A form of love expressed within 'Romeo and Juliet' is the “love at first sight” that Romeo feels upon seeing Juliet for the first time. In Shakespearean times, platonic love was prominent and this is clear in Romeo's soliloquy. “Beauty too rich for use, for earth too dear” implies Juliet is angelic, demonstrating Romeo's instant affection for her. Angel is within the semantic field of religion, a very important factor in the time with which the play is set and therefore illustrates not only Romeo's apparent need to shower her with praise and affection, but also how serious his feelings actually are. Religious imagery is used again in stating “and touching hers, make blessed my rude hand” yet again suggesting that Juliet is a saint and that by touching her Romeo would become “blessed”. This, however, portrays Romeo's beliefs within love. As mentioned, platonic love was the general way in which relationships at the time were, so by Romeo stating that he should touch her shows his forwardness and his almost childlike, selfish tendencies proving his obsession with love. Later within Act 1, Scene 5, however, Romeo and Juliet share a sonnet upon first meeting. The sonnet is the ultimate display of love and by speaking it together, Shakespeare allows the audience to understand that the two are not only seriously in love, but also share a very pure and unadulterated love- one that is beyond all other love.
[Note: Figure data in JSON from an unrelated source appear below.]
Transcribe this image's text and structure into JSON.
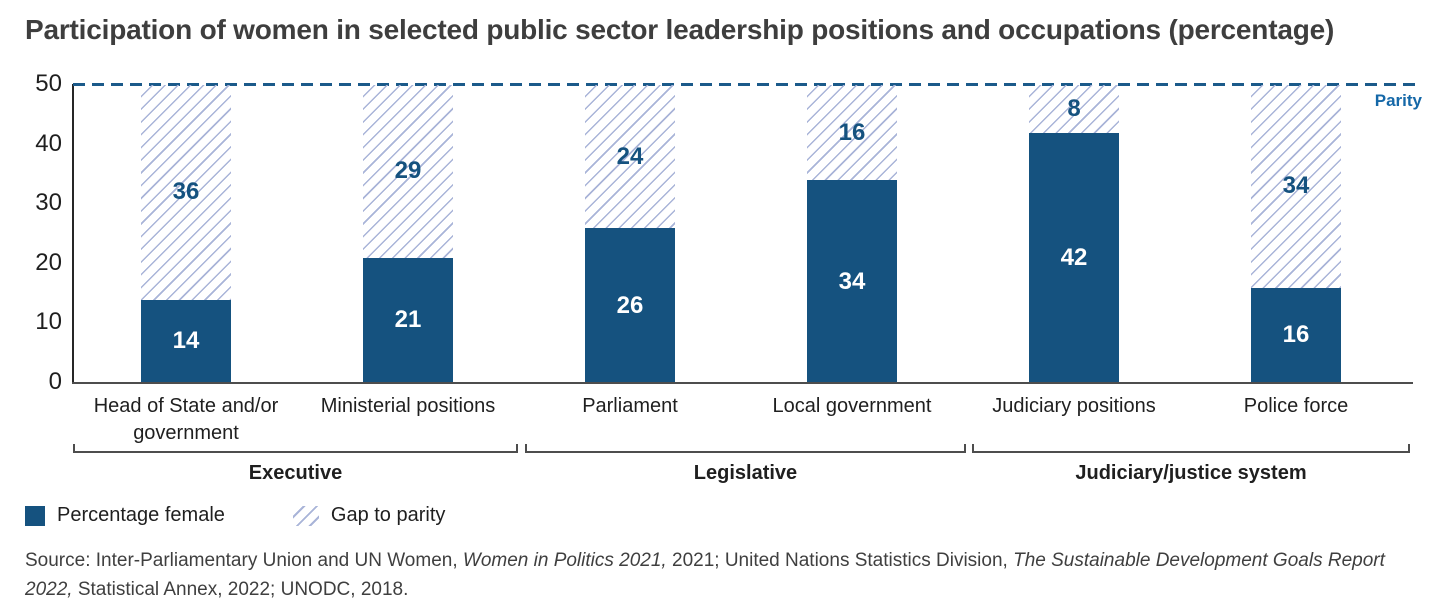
{
  "title": "Participation of women in selected public sector leadership positions and occupations (percentage)",
  "parity_label": "Parity",
  "chart_data": {
    "type": "bar",
    "stacked": true,
    "title": "Participation of women in selected public sector leadership positions and occupations (percentage)",
    "categories": [
      "Head of State and/or government",
      "Ministerial positions",
      "Parliament",
      "Local government",
      "Judiciary positions",
      "Police force"
    ],
    "series": [
      {
        "name": "Percentage female",
        "values": [
          14,
          21,
          26,
          34,
          42,
          16
        ]
      },
      {
        "name": "Gap to parity",
        "values": [
          36,
          29,
          24,
          16,
          8,
          34
        ]
      }
    ],
    "groups": [
      {
        "label": "Executive",
        "categories": [
          "Head of State and/or government",
          "Ministerial positions"
        ]
      },
      {
        "label": "Legislative",
        "categories": [
          "Parliament",
          "Local government"
        ]
      },
      {
        "label": "Judiciary/justice system",
        "categories": [
          "Judiciary positions",
          "Police force"
        ]
      }
    ],
    "ylim": [
      0,
      50
    ],
    "yticks": [
      0,
      10,
      20,
      30,
      40,
      50
    ],
    "parity_reference_line": 50,
    "parity_annotation": "Parity",
    "grid": false,
    "legend_position": "bottom-left"
  },
  "legend": {
    "items": [
      {
        "label": "Percentage female",
        "swatch": "solid"
      },
      {
        "label": "Gap to parity",
        "swatch": "hatch"
      }
    ]
  },
  "colors": {
    "bar_fill": "#15527F",
    "hatch_line": "#A9B4D8",
    "parity_line": "#1B5A8A",
    "parity_label": "#1568A8",
    "value_label": "#FFFFFF",
    "gap_label": "#15527F",
    "title": "#3E3E3E",
    "axis": "#4D4D4D",
    "text": "#1F1F1F",
    "source": "#3F3F3F"
  },
  "source": {
    "segments": [
      {
        "text": "Source:  Inter-Parliamentary Union and UN Women, ",
        "italic": false
      },
      {
        "text": "Women in Politics 2021,",
        "italic": true
      },
      {
        "text": " 2021; United Nations Statistics Division, ",
        "italic": false
      },
      {
        "text": "The Sustainable Development Goals Report 2022,",
        "italic": true
      },
      {
        "text": " Statistical Annex, 2022; UNODC, 2018.",
        "italic": false
      }
    ]
  }
}
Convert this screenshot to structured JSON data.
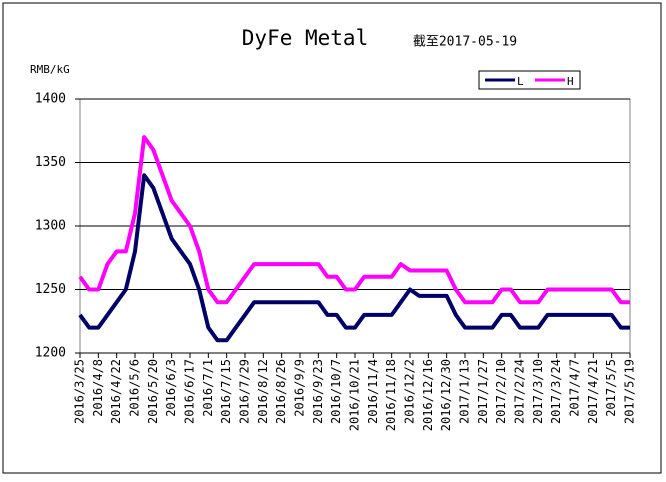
{
  "chart_data": {
    "type": "line",
    "title": "DyFe Metal",
    "subtitle": "截至2017-05-19",
    "y_label": "RMB/kG",
    "categories": [
      "2016/3/25",
      null,
      "2016/4/8",
      null,
      "2016/4/22",
      null,
      "2016/5/6",
      null,
      "2016/5/20",
      null,
      "2016/6/3",
      null,
      "2016/6/17",
      null,
      "2016/7/1",
      null,
      "2016/7/15",
      null,
      "2016/7/29",
      null,
      "2016/8/12",
      null,
      "2016/8/26",
      null,
      "2016/9/9",
      null,
      "2016/9/23",
      null,
      "2016/10/7",
      null,
      "2016/10/21",
      null,
      "2016/11/4",
      null,
      "2016/11/18",
      null,
      "2016/12/2",
      null,
      "2016/12/16",
      null,
      "2016/12/30",
      null,
      "2017/1/13",
      null,
      "2017/1/27",
      null,
      "2017/2/10",
      null,
      "2017/2/24",
      null,
      "2017/3/10",
      null,
      "2017/3/24",
      null,
      "2017/4/7",
      null,
      "2017/4/21",
      null,
      "2017/5/5",
      null,
      "2017/5/19"
    ],
    "series": [
      {
        "name": "L",
        "color": "#000066",
        "values": [
          1230,
          1220,
          1220,
          1230,
          1240,
          1250,
          1280,
          1340,
          1330,
          1310,
          1290,
          1280,
          1270,
          1250,
          1220,
          1210,
          1210,
          1220,
          1230,
          1240,
          1240,
          1240,
          1240,
          1240,
          1240,
          1240,
          1240,
          1230,
          1230,
          1220,
          1220,
          1230,
          1230,
          1230,
          1230,
          1240,
          1250,
          1245,
          1245,
          1245,
          1245,
          1230,
          1220,
          1220,
          1220,
          1220,
          1230,
          1230,
          1220,
          1220,
          1220,
          1230,
          1230,
          1230,
          1230,
          1230,
          1230,
          1230,
          1230,
          1220,
          1220
        ]
      },
      {
        "name": "H",
        "color": "#ff00ff",
        "values": [
          1260,
          1250,
          1250,
          1270,
          1280,
          1280,
          1310,
          1370,
          1360,
          1340,
          1320,
          1310,
          1300,
          1280,
          1250,
          1240,
          1240,
          1250,
          1260,
          1270,
          1270,
          1270,
          1270,
          1270,
          1270,
          1270,
          1270,
          1260,
          1260,
          1250,
          1250,
          1260,
          1260,
          1260,
          1260,
          1270,
          1265,
          1265,
          1265,
          1265,
          1265,
          1250,
          1240,
          1240,
          1240,
          1240,
          1250,
          1250,
          1240,
          1240,
          1240,
          1250,
          1250,
          1250,
          1250,
          1250,
          1250,
          1250,
          1250,
          1240,
          1240
        ]
      }
    ],
    "ylim": [
      1200,
      1400
    ],
    "yticks": [
      1200,
      1250,
      1300,
      1350,
      1400
    ],
    "grid": true
  }
}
Shakespeare also displays how, now after seeing Juliet, Romeo has completely dismissed Rosaline, who he was irrevocably in love with not long before hand. “Did my heart love till now? Forswear it, sight. For I ne'er saw true beauty till this night” emphasises this by stating both the beauty of Juliet to be above all others and states that the beauty he believed Rosaline to have was not indeed so, quite ironically as four scenes previously he stated that she was “fair” and “exquisite”, yet again exposes Romeo's fickle behaviour in terms of love. Romeo also declares “so shows a snowy dove trooping with crows” showing his dismissal of what he felt for Rosaline. The sentence is antithesis, demonstrating Romeo's opinion that Juliet is exemplary again, “crows” being opposed to doves but also connoting death, expressing the extremity of Romeo's statement.
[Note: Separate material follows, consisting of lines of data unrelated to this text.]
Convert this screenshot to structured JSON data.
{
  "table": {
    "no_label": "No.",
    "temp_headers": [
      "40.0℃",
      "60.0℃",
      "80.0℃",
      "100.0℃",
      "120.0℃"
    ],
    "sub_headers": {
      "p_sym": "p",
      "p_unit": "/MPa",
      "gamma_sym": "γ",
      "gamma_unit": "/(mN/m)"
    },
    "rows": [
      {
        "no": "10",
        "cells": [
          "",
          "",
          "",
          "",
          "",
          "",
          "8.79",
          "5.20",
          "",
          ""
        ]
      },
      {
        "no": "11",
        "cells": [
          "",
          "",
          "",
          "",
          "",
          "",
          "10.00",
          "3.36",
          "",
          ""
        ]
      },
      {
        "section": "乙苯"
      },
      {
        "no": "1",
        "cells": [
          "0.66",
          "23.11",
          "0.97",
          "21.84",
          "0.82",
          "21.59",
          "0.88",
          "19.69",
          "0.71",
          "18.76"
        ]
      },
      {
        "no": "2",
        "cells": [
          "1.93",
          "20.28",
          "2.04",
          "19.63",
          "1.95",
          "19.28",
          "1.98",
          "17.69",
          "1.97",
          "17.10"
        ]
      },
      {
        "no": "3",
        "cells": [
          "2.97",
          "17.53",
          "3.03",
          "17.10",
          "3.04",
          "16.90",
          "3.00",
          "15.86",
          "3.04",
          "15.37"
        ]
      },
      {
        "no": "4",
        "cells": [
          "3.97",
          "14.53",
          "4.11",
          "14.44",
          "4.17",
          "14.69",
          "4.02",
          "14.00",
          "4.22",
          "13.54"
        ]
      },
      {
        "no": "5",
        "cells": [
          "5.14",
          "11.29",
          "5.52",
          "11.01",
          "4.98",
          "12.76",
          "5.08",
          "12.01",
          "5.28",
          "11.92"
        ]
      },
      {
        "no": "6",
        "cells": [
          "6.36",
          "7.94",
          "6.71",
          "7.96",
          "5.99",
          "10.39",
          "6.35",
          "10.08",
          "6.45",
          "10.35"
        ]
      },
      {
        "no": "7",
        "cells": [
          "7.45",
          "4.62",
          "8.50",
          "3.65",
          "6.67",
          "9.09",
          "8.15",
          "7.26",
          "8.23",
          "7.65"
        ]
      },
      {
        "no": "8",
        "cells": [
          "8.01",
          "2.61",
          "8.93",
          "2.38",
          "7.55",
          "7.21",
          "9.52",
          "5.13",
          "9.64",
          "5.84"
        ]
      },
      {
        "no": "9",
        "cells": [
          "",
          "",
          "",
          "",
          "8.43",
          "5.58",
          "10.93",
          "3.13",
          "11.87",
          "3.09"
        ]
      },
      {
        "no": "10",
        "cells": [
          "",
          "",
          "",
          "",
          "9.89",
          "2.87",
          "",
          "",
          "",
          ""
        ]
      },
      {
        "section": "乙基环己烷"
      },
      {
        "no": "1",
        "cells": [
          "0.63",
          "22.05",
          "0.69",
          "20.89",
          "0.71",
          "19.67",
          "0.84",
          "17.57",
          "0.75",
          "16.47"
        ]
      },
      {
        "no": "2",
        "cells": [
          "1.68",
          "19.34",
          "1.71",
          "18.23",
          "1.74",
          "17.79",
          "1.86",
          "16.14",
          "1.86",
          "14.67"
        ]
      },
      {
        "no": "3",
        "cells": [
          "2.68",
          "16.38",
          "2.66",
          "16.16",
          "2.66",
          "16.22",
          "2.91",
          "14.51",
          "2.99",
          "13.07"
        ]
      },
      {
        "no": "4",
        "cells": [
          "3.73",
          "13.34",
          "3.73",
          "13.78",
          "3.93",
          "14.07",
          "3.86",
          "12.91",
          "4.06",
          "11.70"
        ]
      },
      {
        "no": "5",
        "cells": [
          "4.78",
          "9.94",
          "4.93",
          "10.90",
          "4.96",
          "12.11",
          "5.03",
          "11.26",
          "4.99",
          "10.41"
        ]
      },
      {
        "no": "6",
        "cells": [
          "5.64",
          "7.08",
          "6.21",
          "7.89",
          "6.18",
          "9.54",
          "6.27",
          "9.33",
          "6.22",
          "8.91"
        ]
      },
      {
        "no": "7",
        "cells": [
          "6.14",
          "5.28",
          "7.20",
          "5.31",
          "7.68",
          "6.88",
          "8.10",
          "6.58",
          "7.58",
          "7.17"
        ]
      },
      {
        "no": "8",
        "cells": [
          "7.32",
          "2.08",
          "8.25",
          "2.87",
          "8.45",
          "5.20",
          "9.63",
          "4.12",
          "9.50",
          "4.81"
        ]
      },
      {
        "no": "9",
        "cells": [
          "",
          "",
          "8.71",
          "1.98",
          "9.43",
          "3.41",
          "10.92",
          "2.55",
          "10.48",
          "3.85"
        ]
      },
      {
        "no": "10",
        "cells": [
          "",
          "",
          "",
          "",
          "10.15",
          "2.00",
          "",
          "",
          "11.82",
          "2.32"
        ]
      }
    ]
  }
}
Romeo's love for Juliet does appear as though genuine. The first few lines of the soliloquy mostly contain monosyllabic words and are very simple in both style of speech and and the intelligence of the vocabulary. This shows the sincerity of his love as it is completely opposed to when he was speaking of Rosaline. Where his speech then was organised and intentionally melancholy and philosophical, this is his first and genuine opinion of Juliet and her beauty. The soliloquy also consists of five rhyming couplets conveying the speech as romantic, as rhyming couplets are a poetic technique which in turn is considered romantic.